Andy: Even fewer people have ever heard of Nonkilling Linguistics. How would you answer the question ‘What is Nonkilling Linguistics?’
Francisco: Nonkilling Linguistics (NL) is the study of the interaction of language(s) and nonkilling, particularly how language users can be educated to avoid/prevent communicative killing through self-control and communicative dignity. NL is the concrete component in the continuum Peace Linguistics, Nonviolence Linguistics, Nonkilling Linguistics. Nonkilling linguists are educated to help ordinary language users to avoid killing linguistically, for instance, when threatening, intimidating, humiliating.
Andy: Why do you think Nonkilling Linguistics has not become as well known as the other areas of Applied Linguistics, such as Computer-Assisted Language Learning (CALL)?
Francisco: Nonkilling Linguistics was born very recently: in 2012 with the publication of the pioneering volume Nonkilling Linguistics: Practical Applications, edited by Patricia Friedrich. Published in Honolulu, HI, by the Center for Global Nonkilling, the book is available for free download at www.nonkilling.org. For a brief account of the rise of NL, readers can check out my chapter on “Language, Peace, and Conflict Resolution” in The Handbook of Conflict Resolution, the third edition of which was published in 2014, edited by Peter T. Coleman, Morton Deutsch and Eric C. Marcus.

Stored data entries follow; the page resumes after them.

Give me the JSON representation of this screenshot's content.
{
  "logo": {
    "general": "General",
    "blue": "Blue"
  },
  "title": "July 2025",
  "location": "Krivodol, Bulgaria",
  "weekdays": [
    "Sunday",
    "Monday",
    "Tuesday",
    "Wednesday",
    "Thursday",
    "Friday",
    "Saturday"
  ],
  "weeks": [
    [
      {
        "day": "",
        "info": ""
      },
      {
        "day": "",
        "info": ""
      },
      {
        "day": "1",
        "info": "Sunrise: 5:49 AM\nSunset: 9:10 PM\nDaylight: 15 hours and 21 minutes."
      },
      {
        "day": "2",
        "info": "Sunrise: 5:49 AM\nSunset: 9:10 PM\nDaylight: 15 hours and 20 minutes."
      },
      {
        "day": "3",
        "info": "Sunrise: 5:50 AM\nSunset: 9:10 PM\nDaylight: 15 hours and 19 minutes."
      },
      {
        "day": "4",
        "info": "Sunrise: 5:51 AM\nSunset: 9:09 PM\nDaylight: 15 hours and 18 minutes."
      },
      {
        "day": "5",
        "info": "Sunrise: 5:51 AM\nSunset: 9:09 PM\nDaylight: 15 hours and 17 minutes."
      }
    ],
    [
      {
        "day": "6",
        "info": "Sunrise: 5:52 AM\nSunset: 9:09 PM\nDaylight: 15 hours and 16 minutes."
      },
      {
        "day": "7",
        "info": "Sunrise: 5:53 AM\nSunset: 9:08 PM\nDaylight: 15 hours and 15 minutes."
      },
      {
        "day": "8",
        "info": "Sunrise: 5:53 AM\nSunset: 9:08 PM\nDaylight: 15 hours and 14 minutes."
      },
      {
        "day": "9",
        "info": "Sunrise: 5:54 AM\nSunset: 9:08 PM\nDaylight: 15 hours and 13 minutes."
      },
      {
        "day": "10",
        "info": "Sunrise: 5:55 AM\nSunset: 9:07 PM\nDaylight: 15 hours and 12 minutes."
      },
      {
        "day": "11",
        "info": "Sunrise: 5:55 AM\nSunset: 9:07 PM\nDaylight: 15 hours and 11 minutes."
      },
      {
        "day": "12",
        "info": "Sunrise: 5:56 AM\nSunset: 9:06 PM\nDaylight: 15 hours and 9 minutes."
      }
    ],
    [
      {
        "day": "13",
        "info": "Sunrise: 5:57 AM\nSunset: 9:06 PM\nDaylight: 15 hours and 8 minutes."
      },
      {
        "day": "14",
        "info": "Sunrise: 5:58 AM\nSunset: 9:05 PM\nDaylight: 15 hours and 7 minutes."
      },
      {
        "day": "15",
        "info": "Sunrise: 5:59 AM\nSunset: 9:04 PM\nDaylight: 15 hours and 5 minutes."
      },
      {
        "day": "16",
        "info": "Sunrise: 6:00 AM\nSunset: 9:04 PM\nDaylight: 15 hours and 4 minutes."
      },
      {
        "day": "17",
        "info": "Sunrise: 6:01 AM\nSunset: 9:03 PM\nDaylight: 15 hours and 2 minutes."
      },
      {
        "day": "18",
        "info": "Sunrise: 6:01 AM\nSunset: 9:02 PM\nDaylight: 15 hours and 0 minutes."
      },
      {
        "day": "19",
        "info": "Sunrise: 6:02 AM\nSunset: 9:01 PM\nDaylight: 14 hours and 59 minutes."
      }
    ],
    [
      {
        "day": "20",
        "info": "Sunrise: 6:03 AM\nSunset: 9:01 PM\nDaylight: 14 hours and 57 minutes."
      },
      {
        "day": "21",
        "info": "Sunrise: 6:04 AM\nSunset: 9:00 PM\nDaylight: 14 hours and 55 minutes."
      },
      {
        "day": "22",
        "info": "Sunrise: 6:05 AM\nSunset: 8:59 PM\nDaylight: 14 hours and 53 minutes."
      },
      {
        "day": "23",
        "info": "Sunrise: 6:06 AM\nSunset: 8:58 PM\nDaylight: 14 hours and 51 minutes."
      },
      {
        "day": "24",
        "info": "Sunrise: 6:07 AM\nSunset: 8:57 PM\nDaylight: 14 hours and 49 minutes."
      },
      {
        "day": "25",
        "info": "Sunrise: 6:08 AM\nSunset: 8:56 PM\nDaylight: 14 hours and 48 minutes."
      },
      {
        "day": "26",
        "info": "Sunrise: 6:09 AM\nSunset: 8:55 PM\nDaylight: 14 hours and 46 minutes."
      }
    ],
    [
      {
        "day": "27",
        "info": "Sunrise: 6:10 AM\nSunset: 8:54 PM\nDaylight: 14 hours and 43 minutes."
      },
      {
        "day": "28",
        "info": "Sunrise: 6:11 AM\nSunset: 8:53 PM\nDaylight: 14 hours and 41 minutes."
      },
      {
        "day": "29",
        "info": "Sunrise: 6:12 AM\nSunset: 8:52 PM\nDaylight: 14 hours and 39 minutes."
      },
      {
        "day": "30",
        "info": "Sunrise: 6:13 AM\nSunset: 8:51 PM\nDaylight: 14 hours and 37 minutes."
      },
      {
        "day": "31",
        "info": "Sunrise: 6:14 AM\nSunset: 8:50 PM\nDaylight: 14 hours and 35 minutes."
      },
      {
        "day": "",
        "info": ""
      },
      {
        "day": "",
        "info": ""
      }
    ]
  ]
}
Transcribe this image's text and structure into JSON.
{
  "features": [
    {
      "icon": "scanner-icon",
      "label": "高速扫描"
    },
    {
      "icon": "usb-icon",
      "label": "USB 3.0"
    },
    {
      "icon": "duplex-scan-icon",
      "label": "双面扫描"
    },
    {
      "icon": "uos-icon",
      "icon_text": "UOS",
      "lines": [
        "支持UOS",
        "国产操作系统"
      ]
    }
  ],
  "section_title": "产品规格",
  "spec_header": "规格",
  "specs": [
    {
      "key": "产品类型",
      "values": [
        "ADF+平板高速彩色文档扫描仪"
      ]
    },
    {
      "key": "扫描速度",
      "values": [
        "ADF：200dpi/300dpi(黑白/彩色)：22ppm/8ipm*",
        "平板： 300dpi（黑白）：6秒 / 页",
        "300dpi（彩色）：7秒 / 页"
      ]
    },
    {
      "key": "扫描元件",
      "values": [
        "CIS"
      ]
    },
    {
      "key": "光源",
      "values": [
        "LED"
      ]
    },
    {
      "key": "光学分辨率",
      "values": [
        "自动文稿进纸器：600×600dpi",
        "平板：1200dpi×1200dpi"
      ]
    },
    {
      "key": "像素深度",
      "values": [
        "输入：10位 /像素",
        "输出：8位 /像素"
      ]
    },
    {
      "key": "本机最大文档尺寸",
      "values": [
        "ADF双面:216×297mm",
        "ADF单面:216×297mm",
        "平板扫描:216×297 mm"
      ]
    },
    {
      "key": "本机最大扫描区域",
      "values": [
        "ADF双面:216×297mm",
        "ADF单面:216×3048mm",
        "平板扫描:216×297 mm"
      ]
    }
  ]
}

Francisco: TESL Reporter readers might also like to know that I have a poem on “TESOLers as Appliers of Nonkilling” in my book Nurturing Nonkilling (A Poetic Plantation), published in 2011, by the Center for Global Nonkilling. In that text, I give this bit of advice to TESOLers: Let’s not use English to humiliate, depreciate, infuriate, or vituperate. I also advocate that we always use English to change foe into friend, harm into harmony, and kill into nonkill.